I should be embarrassed to admit this. Because we’re not supposed to say anything about our own looks, particularly if it is favorable.
But I’m not talking about beauty as our culture defines it. I’m talking about my own impression of myself and how I feel about the way I look now that I’m in my 70s. In an informal survey of other women my age, I found that they also feel good about, or are at least satisfied with, their own aging appearance.
This flies in the face of all the advertising that encourages women to look, feel and act younger than they are. We’re supposed to adore youth in ways that only competes with our culture’s adoration of slimness. We are prodded to want face lifts and tummy tucks, wrinkle injections, spider vein removal, teeth whitening like George Hamilton’s and a neck like Jane Fonda’s new one.
Maybe we do want these things in moments of negative self-assessment. Or maybe we say we want to look younger because that’s what society has conditioned us to say. We’re expected to be dissatisfied with growing older and to disdain the word “old”. You’re 70 years young!
The point is I’m not young. It’s patronizing when people call me young lady and dismissive when they say, you’re as old as you feel. No, I’m as old as the years I’ve accumulated. I am old like a tree that is old, a building, a piece of art, a musical score, a recipe that was my mother’s, a champagne that is being auctioned.
When I was young, a teenager, I was not happy with the way I looked. My skin broke out, I had braces, I was taller than some of the boys I thought were cute. In my mind, I was a wreck.

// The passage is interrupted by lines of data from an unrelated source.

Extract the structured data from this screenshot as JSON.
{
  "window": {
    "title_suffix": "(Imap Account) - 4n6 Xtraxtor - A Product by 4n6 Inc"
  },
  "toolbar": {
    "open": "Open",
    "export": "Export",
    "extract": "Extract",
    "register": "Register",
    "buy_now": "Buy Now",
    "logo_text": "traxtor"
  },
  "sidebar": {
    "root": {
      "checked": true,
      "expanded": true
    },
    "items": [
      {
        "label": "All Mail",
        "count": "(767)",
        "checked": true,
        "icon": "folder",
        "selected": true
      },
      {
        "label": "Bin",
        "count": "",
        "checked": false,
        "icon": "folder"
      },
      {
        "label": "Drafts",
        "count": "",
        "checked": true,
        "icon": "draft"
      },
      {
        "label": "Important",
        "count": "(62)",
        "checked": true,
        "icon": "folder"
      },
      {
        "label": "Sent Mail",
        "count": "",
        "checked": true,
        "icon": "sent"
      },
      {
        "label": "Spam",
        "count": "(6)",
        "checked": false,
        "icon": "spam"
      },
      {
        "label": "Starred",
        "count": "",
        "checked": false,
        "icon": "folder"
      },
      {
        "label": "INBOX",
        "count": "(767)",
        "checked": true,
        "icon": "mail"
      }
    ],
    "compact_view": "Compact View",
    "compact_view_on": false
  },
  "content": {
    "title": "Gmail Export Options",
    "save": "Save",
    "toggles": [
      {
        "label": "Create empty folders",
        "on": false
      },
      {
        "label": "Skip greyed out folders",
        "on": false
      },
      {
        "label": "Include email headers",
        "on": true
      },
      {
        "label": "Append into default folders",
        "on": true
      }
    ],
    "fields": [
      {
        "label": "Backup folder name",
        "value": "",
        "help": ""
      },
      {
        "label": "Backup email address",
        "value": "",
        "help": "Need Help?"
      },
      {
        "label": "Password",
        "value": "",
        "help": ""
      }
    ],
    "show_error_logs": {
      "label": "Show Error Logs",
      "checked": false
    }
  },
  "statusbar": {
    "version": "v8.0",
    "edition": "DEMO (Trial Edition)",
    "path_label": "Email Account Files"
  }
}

I’m not a wreck anymore. I’ve determined this, in part, because what I valued when I was young has changed. I care less about a popular view of attractiveness. I am grateful for a body that has carried me around for a number of years. I think a lot of other women my age feel the same way about themselves.
There is something about an older face that is beautifully accessible. Features are gentler. The aging face invites me in to an elder’s essence, to see what she or he is made of. When I look at my friends, I am privy to years of living that have shaped their equanimity and kindness.
Why would they or I trade this late-stage reveal for a less expansive, less substantive outward appearance? Our culture wants us to measure beauty by youth’s standard, rarely by mature standards.
We need to change this. We need to feel better about our aging selves, especially women, especially older women. Don’t throw me off track with pressure to look younger. Let me be curious about my own aging path and the face and body that go with it.
Seventy is not the new 50. Seventy is the enlightened 70. Just look in the mirror.